"The Landscape of Rome's Literature"
Seminar at the annual conference of the Association of Literary, Scholars, Critics, and Writers (ALSCW)
Oct. 3-6, 2019
This call for papers is for the seminar "The Landscape of Rome's Literature," one of many seminars that will occur during the ALSCW 2019 annual conference.
The Landscape of Rome’s Literature
Moderator: Aaron Seider, Associate Professor of Classics, The College of the Holy Cross
In the stories of Rome’s beginnings along the Tiber’s bank; of its fields stained by the blood of civil war; and of its battles beyond empire’s edges, Roman authors turned to the landscape to reflect on their society and their writing. What can close readings of Livy’s early Rome, Vergil’s Italian settings, or Tacitus’ British battles, for instance, reveal about the relationship between language and landscape in Roman literature? This seminar offers a forum for exploring a range of questions related to the literary construction of landscapes, with a particular interest in what the Romans’ written landscapes communicate about their identity and their work as authors.
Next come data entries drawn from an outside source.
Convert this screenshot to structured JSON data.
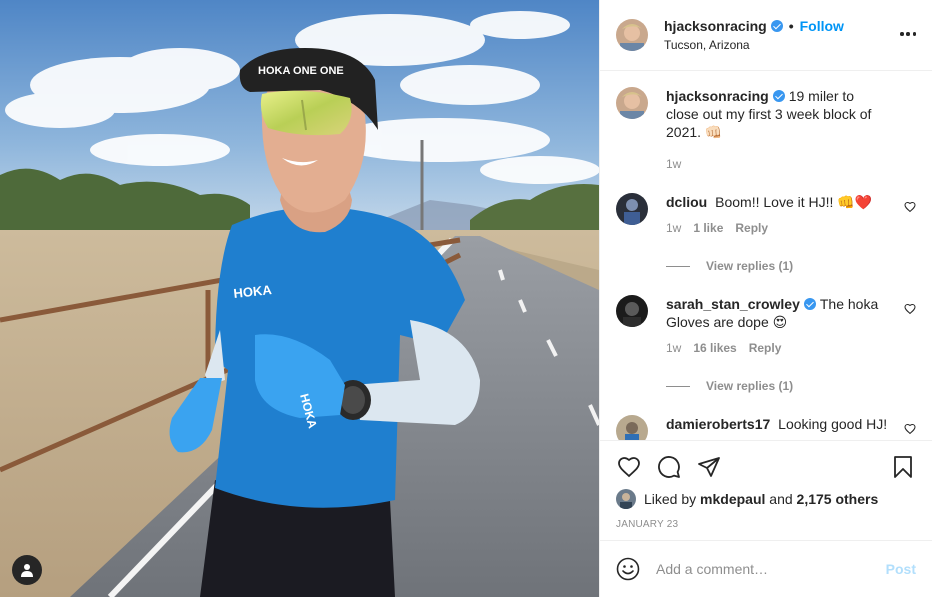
{
  "post": {
    "author": "hjacksonracing",
    "location": "Tucson, Arizona",
    "follow_label": "Follow",
    "separator": "•"
  },
  "caption": {
    "user": "hjacksonracing",
    "text": "19 miler to close out my first 3 week block of 2021. 👊🏻",
    "time": "1w"
  },
  "comments": [
    {
      "user": "dcliou",
      "verified": false,
      "text": "Boom!! Love it HJ!! 👊❤️",
      "time": "1w",
      "likes": "1 like",
      "reply": "Reply",
      "view_replies": "View replies (1)"
    },
    {
      "user": "sarah_stan_crowley",
      "verified": true,
      "text": "The hoka Gloves are dope 😍",
      "time": "1w",
      "likes": "16 likes",
      "reply": "Reply",
      "view_replies": "View replies (1)"
    },
    {
      "user": "damieroberts17",
      "verified": false,
      "text": "Looking good HJ!"
    }
  ],
  "likes": {
    "prefix": "Liked by",
    "user": "mkdepaul",
    "middle": "and",
    "others": "2,175 others"
  },
  "date": "JANUARY 23",
  "comment_box": {
    "placeholder": "Add a comment…",
    "post_label": "Post"
  },
  "photo_text": {
    "cap_brand": "HOKA ONE ONE",
    "shirt_brand": "HOKA",
    "glove_brand": "HOKA"
  },
  "colors": {
    "accent": "#0095f6",
    "verified": "#3897f0",
    "muted": "#8e8e8e",
    "post_disabled": "#b2dffc"
  },
  "icons": [
    "user-tag-icon",
    "more-options-icon",
    "heart-icon",
    "comment-icon",
    "share-icon",
    "bookmark-icon",
    "emoji-icon",
    "verified-badge-icon"
  ]
}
We invite papers that address these questions from any perspective, with a range of potential topics including the intersection between landscape and areas such as emotion, memory, genre, time, or aesthetics; the relationship between the natural and built environment; metaphorical uses of the landscape; and literary receptions of the classical landscape.
The seminar will last about two hours and consist of 6-8 participants. Participants exchange drafts of their papers 2-4 weeks before the seminar, and, at the seminar itself, each participant offers a 5-7 minute summary of their paper and this is followed by 20-30 minutes of discussion.